Republicans in their 2018 Senate primary voted for a candidate who linked defenses of Trump and the statues as key planks in his unsuccessful campaign, continuing a string of statewide GOP losses dating to 2009. And in January, Senate Republicans still stopped to honor Lee – leading Lt. Gov. Justin Fairfax to sit down.

Conventional wisdom is that Virginia’s Democrats go to sleep in the third year following a presidential election, when all 40 Senate seats are at the top of the ballot. But the new party ranks are the “pussy hats” of Jan. 21, 2017, who didn’t go home after the largest protest in Washington in memory. They organized, ran for office, knocked on doors, posted signs, wrote checks. They held meetings, publicized issues, built networks of committed volunteers who turned from electioneering to lobbying the legislature back to electioneering.
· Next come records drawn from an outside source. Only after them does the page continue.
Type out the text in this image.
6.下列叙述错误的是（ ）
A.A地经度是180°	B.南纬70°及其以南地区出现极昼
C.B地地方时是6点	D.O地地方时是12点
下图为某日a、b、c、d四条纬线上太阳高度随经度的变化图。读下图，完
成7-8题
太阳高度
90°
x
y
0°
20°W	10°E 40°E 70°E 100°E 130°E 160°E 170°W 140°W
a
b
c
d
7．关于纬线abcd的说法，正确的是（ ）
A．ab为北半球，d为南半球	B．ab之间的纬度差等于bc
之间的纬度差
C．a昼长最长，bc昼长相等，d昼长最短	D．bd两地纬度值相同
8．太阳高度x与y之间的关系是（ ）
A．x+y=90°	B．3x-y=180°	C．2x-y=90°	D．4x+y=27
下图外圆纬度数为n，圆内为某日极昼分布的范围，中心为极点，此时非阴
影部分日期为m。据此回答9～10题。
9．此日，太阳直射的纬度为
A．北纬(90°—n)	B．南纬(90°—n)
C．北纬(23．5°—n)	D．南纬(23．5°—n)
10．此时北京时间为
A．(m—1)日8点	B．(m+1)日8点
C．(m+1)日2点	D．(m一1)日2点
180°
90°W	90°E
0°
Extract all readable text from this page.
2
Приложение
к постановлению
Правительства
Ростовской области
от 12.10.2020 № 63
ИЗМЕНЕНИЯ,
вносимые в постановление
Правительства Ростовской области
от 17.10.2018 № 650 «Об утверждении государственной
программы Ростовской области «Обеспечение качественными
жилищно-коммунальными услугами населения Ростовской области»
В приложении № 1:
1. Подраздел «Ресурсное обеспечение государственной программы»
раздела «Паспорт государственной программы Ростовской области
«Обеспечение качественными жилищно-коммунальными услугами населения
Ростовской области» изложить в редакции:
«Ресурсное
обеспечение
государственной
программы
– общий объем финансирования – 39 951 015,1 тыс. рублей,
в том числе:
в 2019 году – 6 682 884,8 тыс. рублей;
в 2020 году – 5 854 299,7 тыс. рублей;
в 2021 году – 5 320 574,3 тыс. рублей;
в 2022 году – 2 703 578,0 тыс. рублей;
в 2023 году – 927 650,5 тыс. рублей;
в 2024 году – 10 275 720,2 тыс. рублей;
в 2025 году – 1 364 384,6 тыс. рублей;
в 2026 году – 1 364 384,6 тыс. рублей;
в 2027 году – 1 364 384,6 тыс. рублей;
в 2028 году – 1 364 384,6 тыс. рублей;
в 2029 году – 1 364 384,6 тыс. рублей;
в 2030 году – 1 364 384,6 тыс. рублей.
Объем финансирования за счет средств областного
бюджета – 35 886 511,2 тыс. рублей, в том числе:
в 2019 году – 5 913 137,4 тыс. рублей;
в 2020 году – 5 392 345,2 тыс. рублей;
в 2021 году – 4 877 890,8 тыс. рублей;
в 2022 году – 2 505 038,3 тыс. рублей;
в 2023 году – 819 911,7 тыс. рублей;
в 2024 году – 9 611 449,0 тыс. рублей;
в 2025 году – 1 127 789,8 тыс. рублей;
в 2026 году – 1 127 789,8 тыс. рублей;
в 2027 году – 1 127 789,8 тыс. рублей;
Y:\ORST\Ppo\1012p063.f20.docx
In January they’ll go back to Richmond to ensure that their issues are addressed. And after that, they’ll work for Trump’s defeat.

In the process, the Indivisibles and We of Action and Network NOVA and Moms Demand Action and scores of other spontaneously formed and rigorously maintained grassroots groups have accelerated the death of the Confederacy in the same state house that governed the Lost Cause. The outgoing GOP legislature was the remaining bulwark defending its symbols, like the statues of Davis and Lee on Richmond’s Monument Avenue.

Expect that one of the first bills Gov. Ralph Northam (himself the subject of a  “blackface” scandal 10 months ago) signs next winter will authorize localities to remove those statues. That page of our history is about to turn.